Cosa sarebbero i Blues Brothers senza il loro cappello? O Charlot senza la bombetta?
La Triennale di Milano, fino al 20 marzo, ospita una mostra che parla con immagini impresse nella storia del cinema grazie ad un accessorio: il Borsalino.
All’azienda alessandrina, che produce dal 1857, si deve l’invenzione del cappello di feltro entrato ormai nell’immaginario collettivo e conosciuto come “Borsalino” per antonomasia.
Il percorso della mostra, sfruttando il binomio centenario tra cinema e cappello, vuole raccontare la storia di questo gioiello del made in Italy, ripercorrendo le tappe cinematografiche che ne hanno fatto un vero e proprio simbolo sociologico. Indossando un cappello si può cambiare totalmente e dare un tocco distinguibile alla propria immagine. Il cappello può definire ruoli o stili, “nessun altro segno che siamo soliti depositare sul nostro corpo è così capace di generare storie racconti fantasie e illusioni” (Gianni Canova, curatore della mostra).

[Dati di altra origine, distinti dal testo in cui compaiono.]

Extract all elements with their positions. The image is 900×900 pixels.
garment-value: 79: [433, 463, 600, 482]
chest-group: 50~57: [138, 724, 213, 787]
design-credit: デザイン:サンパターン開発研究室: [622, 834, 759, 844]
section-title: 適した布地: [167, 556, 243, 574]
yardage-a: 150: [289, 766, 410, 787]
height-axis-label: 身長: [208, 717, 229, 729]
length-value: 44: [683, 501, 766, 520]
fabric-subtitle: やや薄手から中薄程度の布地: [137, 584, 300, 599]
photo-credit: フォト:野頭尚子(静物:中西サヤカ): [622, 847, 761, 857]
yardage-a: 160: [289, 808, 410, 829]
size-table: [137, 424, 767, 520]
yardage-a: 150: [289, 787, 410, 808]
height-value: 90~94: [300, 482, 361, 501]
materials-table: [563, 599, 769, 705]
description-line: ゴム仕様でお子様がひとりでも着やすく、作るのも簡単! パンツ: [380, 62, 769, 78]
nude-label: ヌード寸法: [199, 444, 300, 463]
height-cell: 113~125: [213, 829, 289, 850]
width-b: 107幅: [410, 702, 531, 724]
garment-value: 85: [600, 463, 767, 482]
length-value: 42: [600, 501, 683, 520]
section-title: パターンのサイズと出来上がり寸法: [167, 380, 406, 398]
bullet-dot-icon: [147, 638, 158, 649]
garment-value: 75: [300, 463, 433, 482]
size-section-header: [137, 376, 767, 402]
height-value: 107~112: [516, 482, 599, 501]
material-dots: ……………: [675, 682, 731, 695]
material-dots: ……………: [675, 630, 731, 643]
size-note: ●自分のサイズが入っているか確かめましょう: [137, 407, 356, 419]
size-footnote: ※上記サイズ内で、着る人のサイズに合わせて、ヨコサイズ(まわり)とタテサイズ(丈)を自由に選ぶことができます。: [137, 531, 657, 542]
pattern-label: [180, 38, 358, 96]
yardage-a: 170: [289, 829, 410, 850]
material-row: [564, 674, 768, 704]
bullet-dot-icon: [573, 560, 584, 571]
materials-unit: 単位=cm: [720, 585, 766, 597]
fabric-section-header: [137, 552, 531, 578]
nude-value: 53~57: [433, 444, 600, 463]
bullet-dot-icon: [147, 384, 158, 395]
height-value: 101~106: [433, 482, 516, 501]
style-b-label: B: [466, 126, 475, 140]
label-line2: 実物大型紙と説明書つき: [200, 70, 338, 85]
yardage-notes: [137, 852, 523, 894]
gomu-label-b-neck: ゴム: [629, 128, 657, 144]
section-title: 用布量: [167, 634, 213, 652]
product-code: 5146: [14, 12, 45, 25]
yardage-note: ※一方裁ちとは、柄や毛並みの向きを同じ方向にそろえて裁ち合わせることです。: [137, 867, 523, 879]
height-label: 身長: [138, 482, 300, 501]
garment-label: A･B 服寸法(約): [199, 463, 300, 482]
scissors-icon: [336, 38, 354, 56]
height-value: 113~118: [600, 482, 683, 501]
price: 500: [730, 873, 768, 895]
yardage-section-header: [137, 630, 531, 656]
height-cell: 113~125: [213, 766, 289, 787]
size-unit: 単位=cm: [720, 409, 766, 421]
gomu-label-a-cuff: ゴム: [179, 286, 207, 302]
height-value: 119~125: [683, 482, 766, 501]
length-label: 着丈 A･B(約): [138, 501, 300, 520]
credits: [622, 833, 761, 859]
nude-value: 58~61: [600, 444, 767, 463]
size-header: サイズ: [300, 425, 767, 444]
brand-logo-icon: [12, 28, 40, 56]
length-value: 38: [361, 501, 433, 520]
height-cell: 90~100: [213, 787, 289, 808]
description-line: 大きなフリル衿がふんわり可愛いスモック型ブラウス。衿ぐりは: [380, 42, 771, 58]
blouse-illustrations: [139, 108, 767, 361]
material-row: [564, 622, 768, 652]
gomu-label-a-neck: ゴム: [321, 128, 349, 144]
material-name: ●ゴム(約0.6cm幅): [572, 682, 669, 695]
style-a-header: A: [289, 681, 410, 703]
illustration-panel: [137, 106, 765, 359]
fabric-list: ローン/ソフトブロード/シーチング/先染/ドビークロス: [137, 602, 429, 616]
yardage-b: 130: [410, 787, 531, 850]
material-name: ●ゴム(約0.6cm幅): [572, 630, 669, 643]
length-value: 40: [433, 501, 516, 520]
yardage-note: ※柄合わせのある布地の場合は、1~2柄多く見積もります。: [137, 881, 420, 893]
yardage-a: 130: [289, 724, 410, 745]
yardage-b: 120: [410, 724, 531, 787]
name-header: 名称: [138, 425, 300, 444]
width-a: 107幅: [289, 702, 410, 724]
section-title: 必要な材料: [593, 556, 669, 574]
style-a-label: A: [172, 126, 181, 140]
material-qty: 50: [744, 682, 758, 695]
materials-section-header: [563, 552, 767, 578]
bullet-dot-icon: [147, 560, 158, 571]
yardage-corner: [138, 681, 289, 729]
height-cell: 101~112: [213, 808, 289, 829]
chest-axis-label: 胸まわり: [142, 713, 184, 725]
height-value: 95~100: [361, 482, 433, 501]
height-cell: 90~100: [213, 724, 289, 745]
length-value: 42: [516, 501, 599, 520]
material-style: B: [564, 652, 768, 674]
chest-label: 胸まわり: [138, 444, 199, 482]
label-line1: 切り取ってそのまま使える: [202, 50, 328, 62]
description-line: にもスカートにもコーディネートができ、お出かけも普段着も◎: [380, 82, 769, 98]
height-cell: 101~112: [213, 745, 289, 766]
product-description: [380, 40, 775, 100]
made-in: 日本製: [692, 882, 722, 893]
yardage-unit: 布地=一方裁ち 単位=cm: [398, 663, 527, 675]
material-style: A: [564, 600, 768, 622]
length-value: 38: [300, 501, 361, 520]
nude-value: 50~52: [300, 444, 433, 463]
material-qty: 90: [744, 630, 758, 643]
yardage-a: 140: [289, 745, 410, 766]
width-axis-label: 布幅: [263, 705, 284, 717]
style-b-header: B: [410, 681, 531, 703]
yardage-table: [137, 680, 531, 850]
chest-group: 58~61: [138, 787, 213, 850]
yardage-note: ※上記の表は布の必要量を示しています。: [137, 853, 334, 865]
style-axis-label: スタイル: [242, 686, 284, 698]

Tante piccole sale cinematografiche installate che proiettano di volta in volta cappelli comici, erotici, quelli che spaventano e quelli che fanno piangere, portando così ad una nuova consapevolezza nell’indossare un copricapo. Fino ad arrivare ai film culto per l’azienda Borsalino: Borsalino e Borsalino&Co interpretati da Alain Delon e Jean Paul Belmondo, rispettivamente del 1970 e del 1974 di Jacques Deray.
Tutto finisce dove è inziato, con un documentario storico per l’industria italiana del 1912 voluto dall’azienda Borsalino per la regia di Luca Comerio.
Restaurato per l’occasione, questo documento rappresenta l’ennesimo fiore all’occhiello del marchio, che presenta le fasi di produzione del cappello in veste di vera e propria fiction.
Indossare un cappello avrà un significato diverso, che potrà cambiare la personalità e tutte le storie che vorremmo narrare al mondo.
Luana Lupacchini
“Il cinema con il cappello. Borsalino e altre storie”.